New crop is still trading minimally, and 2023 contracting in all regions for farmer stock has not picked up. Once again, buyers’ ideas are in the mid 50 cents per pound. Things could still change before planting, so farmers have not rushed to buying points to sign up.
Adding to the marketing mixture are grower cooperatives. Growers plant a required number of acres as quota to cover cooperative stock. Estimating acres above co-op stock is not easy. Some industry experts estimate co-op designated planting could be as high as 800,000 acres.
Options And Decisions
Most shellers have offered $525 per ton for runner-type peanuts, $525 per ton for the high-oleic oil varieties and $555 per ton on Virginia-type peanuts. Some shellers are offering a sheller pool with a $500 per-ton floor.

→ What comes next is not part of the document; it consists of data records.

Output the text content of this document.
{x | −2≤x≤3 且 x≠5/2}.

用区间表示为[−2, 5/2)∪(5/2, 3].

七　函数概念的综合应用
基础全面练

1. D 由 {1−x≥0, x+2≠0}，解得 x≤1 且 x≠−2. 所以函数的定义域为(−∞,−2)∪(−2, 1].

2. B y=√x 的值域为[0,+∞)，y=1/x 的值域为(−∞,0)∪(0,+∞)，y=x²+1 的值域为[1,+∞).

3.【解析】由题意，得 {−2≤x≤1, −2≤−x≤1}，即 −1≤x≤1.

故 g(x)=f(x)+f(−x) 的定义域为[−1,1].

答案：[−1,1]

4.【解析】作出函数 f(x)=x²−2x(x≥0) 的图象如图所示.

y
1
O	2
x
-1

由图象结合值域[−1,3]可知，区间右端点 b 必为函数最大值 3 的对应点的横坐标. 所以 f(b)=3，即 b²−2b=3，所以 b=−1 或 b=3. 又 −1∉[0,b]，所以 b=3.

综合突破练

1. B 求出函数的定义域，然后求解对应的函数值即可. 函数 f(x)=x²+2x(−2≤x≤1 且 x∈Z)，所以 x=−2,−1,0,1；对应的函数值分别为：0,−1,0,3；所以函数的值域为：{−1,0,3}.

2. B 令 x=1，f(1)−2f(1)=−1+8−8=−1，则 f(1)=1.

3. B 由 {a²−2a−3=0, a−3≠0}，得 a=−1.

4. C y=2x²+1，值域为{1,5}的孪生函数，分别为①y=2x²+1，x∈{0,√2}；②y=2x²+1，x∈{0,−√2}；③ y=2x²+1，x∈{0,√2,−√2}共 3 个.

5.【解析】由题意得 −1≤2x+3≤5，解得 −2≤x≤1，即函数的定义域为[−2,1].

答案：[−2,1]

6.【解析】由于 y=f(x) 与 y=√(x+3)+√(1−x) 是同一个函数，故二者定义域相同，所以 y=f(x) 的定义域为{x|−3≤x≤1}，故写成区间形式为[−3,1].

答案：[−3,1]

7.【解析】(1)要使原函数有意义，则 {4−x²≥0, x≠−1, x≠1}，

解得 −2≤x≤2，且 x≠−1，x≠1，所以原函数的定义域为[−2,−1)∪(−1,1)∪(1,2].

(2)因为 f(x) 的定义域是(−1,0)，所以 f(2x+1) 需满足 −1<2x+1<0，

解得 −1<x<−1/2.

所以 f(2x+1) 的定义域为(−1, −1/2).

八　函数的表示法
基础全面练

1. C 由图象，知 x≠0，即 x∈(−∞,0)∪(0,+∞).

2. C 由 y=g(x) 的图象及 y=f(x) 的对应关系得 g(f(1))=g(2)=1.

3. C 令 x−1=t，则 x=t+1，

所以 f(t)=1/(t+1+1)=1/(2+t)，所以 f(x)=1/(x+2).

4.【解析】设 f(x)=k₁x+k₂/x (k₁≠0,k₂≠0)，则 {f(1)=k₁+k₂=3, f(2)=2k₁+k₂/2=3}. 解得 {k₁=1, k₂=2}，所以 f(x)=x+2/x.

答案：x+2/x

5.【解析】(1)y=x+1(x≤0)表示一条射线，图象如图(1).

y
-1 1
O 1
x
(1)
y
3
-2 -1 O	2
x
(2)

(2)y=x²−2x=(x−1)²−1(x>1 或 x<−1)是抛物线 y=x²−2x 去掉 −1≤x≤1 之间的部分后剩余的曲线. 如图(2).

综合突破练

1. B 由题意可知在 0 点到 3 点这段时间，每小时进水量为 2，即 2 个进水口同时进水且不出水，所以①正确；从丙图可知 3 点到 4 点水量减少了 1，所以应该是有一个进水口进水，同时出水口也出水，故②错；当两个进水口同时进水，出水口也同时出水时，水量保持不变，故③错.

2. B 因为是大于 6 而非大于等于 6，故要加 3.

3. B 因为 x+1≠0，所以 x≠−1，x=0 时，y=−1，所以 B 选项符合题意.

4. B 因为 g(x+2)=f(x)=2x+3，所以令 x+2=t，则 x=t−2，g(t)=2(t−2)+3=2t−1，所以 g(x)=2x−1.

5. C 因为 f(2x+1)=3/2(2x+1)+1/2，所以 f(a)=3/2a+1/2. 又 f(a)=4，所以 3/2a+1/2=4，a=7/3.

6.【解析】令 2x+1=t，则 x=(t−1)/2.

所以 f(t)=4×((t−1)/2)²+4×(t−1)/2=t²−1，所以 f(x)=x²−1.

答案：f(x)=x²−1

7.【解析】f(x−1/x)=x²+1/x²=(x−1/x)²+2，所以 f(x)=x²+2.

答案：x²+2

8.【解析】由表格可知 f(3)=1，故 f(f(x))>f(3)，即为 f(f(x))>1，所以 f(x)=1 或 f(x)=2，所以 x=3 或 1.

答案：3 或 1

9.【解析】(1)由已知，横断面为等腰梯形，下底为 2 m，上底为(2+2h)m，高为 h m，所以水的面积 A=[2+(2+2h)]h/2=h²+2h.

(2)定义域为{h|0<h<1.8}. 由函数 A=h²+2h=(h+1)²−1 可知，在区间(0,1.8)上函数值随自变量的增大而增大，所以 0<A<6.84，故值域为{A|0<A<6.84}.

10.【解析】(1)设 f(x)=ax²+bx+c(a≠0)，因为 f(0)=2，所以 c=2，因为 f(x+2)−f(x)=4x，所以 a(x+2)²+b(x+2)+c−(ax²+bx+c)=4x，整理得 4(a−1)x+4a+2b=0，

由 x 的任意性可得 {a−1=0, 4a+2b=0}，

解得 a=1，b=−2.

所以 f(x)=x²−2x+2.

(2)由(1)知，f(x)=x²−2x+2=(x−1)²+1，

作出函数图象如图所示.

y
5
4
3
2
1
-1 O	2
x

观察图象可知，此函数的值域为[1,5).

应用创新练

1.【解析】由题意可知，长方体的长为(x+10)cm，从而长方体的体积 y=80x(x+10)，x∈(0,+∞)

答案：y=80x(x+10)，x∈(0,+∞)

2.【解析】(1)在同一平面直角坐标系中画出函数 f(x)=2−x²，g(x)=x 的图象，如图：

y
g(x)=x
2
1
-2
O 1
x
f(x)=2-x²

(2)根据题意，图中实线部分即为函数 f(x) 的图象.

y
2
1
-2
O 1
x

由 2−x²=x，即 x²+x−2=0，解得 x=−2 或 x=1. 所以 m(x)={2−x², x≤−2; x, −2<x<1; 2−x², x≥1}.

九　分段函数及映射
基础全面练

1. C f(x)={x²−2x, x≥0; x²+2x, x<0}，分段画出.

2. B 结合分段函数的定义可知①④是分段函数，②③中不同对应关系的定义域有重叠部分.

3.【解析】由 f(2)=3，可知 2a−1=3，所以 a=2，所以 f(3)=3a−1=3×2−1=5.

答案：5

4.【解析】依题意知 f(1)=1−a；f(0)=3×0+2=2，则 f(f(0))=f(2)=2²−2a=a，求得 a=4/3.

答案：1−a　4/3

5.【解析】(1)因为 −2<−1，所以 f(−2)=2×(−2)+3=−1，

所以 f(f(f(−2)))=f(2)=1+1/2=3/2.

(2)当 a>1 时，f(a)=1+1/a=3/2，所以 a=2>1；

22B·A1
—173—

Buyers continue to point to cotton at 80 cents per pound as a reason peanut should see acreage increases and falling prices for raw-shelled kernels. However, one survey has cotton acreage estimated down 17%. The option is $535 per-ton peanuts versus 80 cents per-pound cotton. It’s decision time.
Higher Reference Price
The Price Loss Coverage program will not have a payout in October because the average price of peanuts paid to farmers was above the $535 per-ton reference price. The U.S. Peanut Federation has made increasing the reference price a top priority in the new Farm Bill.
One sheller recently announced a payout of $22 per ton, over and above contracts and other premiums from seed or irrigation. A new ReGeneration cover crop program may net the farmer another $10 per acre.

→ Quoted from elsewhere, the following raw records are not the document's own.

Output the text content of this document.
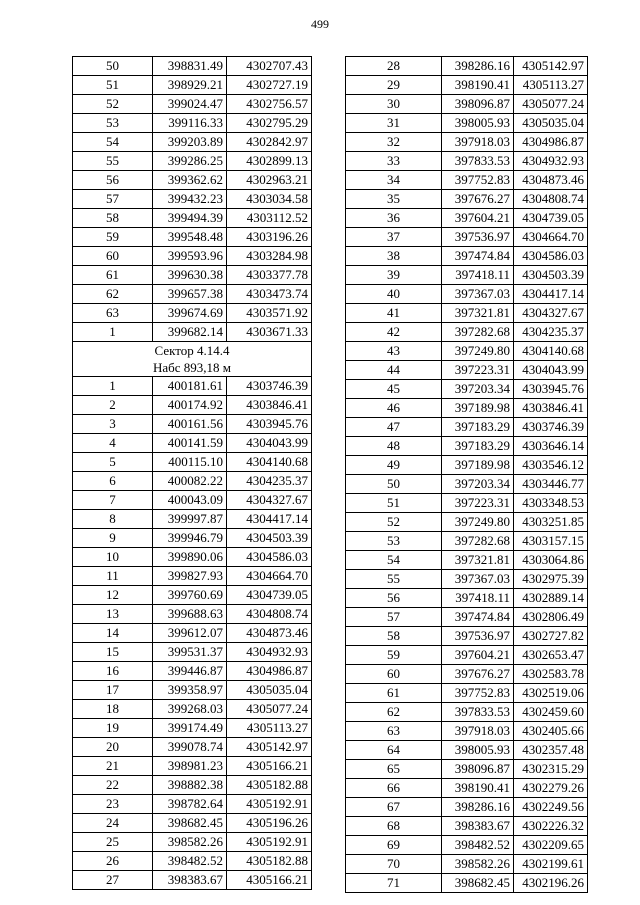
499
50	398831.49	4302707.43
51	398929.21	4302727.19
52	399024.47	4302756.57
53	399116.33	4302795.29
54	399203.89	4302842.97
55	399286.25	4302899.13
56	399362.62	4302963.21
57	399432.23	4303034.58
58	399494.39	4303112.52
59	399548.48	4303196.26
60	399593.96	4303284.98
61	399630.38	4303377.78
62	399657.38	4303473.74
63	399674.69	4303571.92
1	399682.14	4303671.33

Сектор 4.14.4
Набс 893,18 м		

1	400181.61	4303746.39
2	400174.92	4303846.41
3	400161.56	4303945.76
4	400141.59	4304043.99
5	400115.10	4304140.68
6	400082.22	4304235.37
7	400043.09	4304327.67
8	399997.87	4304417.14
9	399946.79	4304503.39
10	399890.06	4304586.03
11	399827.93	4304664.70
12	399760.69	4304739.05
13	399688.63	4304808.74
14	399612.07	4304873.46
15	399531.37	4304932.93
16	399446.87	4304986.87
17	399358.97	4305035.04
18	399268.03	4305077.24
19	399174.49	4305113.27
20	399078.74	4305142.97
21	398981.23	4305166.21
22	398882.38	4305182.88
23	398782.64	4305192.91
24	398682.45	4305196.26
25	398582.26	4305192.91
26	398482.52	4305182.88
27	398383.67	4305166.21
28	398286.16	4305142.97
29	398190.41	4305113.27
30	398096.87	4305077.24
31	398005.93	4305035.04
32	397918.03	4304986.87
33	397833.53	4304932.93
34	397752.83	4304873.46
35	397676.27	4304808.74
36	397604.21	4304739.05
37	397536.97	4304664.70
38	397474.84	4304586.03
39	397418.11	4304503.39
40	397367.03	4304417.14
41	397321.81	4304327.67
42	397282.68	4304235.37
43	397249.80	4304140.68
44	397223.31	4304043.99
45	397203.34	4303945.76
46	397189.98	4303846.41
47	397183.29	4303746.39
48	397183.29	4303646.14
49	397189.98	4303546.12
50	397203.34	4303446.77
51	397223.31	4303348.53
52	397249.80	4303251.85
53	397282.68	4303157.15
54	397321.81	4303064.86
55	397367.03	4302975.39
56	397418.11	4302889.14
57	397474.84	4302806.49
58	397536.97	4302727.82
59	397604.21	4302653.47
60	397676.27	4302583.78
61	397752.83	4302519.06
62	397833.53	4302459.60
63	397918.03	4302405.66
64	398005.93	4302357.48
65	398096.87	4302315.29
66	398190.41	4302279.26
67	398286.16	4302249.56
68	398383.67	4302226.32
69	398482.52	4302209.65
70	398582.26	4302199.61
71	398682.45	4302196.26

Seed cost is only a penny more than last year. Certified Georgia-06G is 84 cents per pound and registered seed is quoted at 86 cents per pound. Farmers paying on fall terms are priced at 87 cents per pound for certified and 89 cents per pound for registered seed.
Just when the trade thought demand was slipping, Peanut Stocks and Processing makes a major adjustment. Candy usage was down 36% last month and is now up 3.8% for the month. The raw peanut usage in primary products is suddenly changed from down 2.3% to down only 0.6%.

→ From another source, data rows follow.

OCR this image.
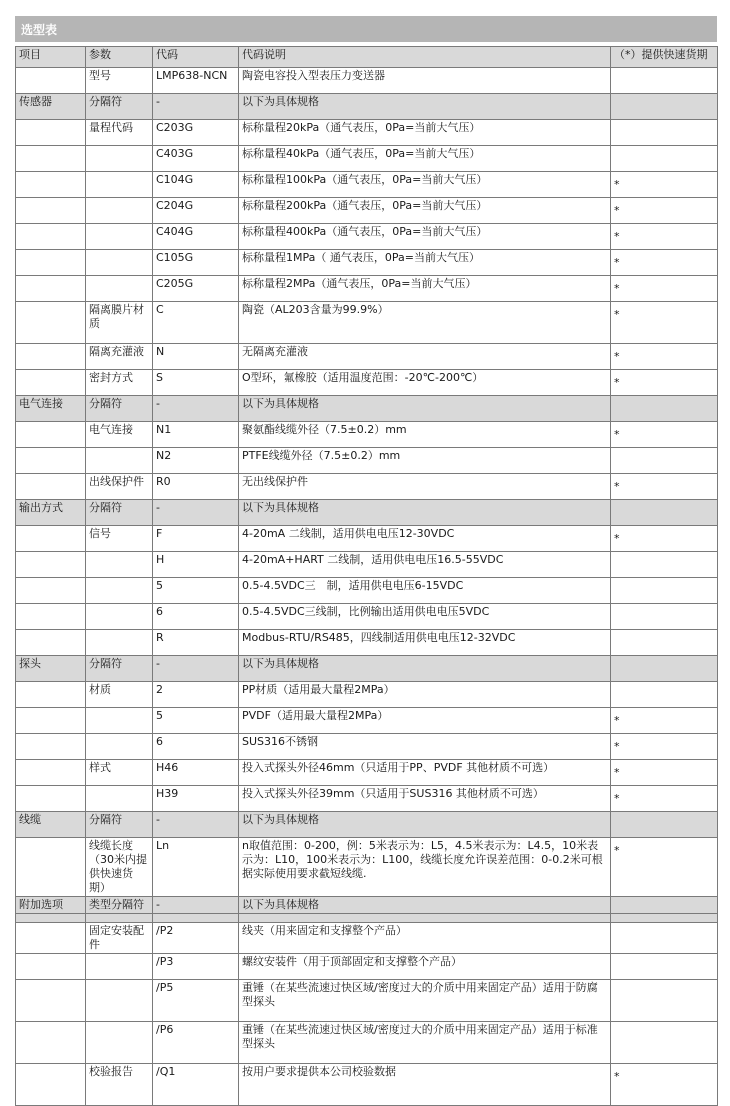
选型表
项目	参数	代码	代码说明	（*）提供快速货期
	型号	LMP638-NCN	陶瓷电容投入型表压力变送器	
传感器	分隔符	-	以下为具体规格	
	量程代码	C203G	标称量程20kPa（通气表压，0Pa=当前大气压）	
		C403G	标称量程40kPa（通气表压，0Pa=当前大气压）	
		C104G	标称量程100kPa（通气表压，0Pa=当前大气压）	*
		C204G	标称量程200kPa（通气表压，0Pa=当前大气压）	*
		C404G	标称量程400kPa（通气表压，0Pa=当前大气压）	*
		C105G	标称量程1MPa（ 通气表压，0Pa=当前大气压）	*
		C205G	标称量程2MPa（通气表压，0Pa=当前大气压）	*
	隔离膜片材质	C	陶瓷（AL203含量为99.9%）	*
	隔离充灌液	N	无隔离充灌液	*
	密封方式	S	O型环，氟橡胶（适用温度范围：-20℃-200℃）	*
电气连接	分隔符	-	以下为具体规格	
	电气连接	N1	聚氨酯线缆外径（7.5±0.2）mm	*
		N2	PTFE线缆外径（7.5±0.2）mm	
	出线保护件	R0	无出线保护件	*
输出方式	分隔符	-	以下为具体规格	
	信号	F	4-20mA 二线制，适用供电电压12-30VDC	*
		H	4-20mA+HART 二线制，适用供电电压16.5-55VDC	
		5	0.5-4.5VDC三　制，适用供电电压6-15VDC	
		6	0.5-4.5VDC三线制，比例输出适用供电电压5VDC	
		R	Modbus-RTU/RS485，四线制适用供电电压12-32VDC	
探头	分隔符	-	以下为具体规格	
	材质	2	PP材质（适用最大量程2MPa）	
		5	PVDF（适用最大量程2MPa）	*
		6	SUS316不锈钢	*
	样式	H46	投入式探头外径46mm（只适用于PP、PVDF 其他材质不可选）	*
		H39	投入式探头外径39mm（只适用于SUS316 其他材质不可选）	*
线缆	分隔符	-	以下为具体规格	
	线缆长度（30米内提供快速货期）	Ln	n取值范围：0-200，例：5米表示为：L5，4.5米表示为：L4.5，10米表示为：L10，100米表示为：L100，线缆长度允许误差范围：0-0.2米可根据实际使用要求截短线缆.	*
附加选项	类型分隔符	-	以下为具体规格	
	固定安装配件	/P2	线夹（用来固定和支撑整个产品）	
		/P3	螺纹安装件（用于顶部固定和支撑整个产品）	
		/P5	重锤（在某些流速过快区域/密度过大的介质中用来固定产品）适用于防腐型探头	
		/P6	重锤（在某些流速过快区域/密度过大的介质中用来固定产品）适用于标准型探头	
	校验报告	/Q1	按用户要求提供本公司校验数据	*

Peanut butter continues to show a growing, strong market, up 4.4% for the seven-month marketing year. In-shells are on a roll, up 11.8% during the same period. The good news for peanuts is that all categories — candy, snacks, PB and in-shells — are all positive in February compared to February 2022.
Markets are also positive for peanut exports. A delegation of shellers, growers and technical consultants visited ports in Hamburg and Rotterdam to observe the testing process first-hand and identify steps toward reducing the 20% inspection rate.
Import markets are concerned about origin from Argentina and Brazil. Peanuts in Argentina suffered great stress because of drought, very high temperatures and the aftermath of a frost on Feb. 18.
European Union buyers have swarmed U.S. shellers in the past few weeks, buying up significant quantities of the 2022 crop’s shelled goods for April to December delivery. If this trend remains, we could see the current crop market firm up from its current level of 63 cents per pound, and it could influence farmer-stock contracts.
Exports of peanuts continue to increase in Mexico and Canada, up 7.17% and 4.11%, respectively. A major change is the decline of China, down 40% from the previous year. Japan showed a 22% increase in exports with a 4.24% market share.
Things are looking good for peanuts. Now, we need to work toward keeping the peanut program in the Farm Bill, and hopefully increasing the reference price, so that farmers have some type of safety net in the future.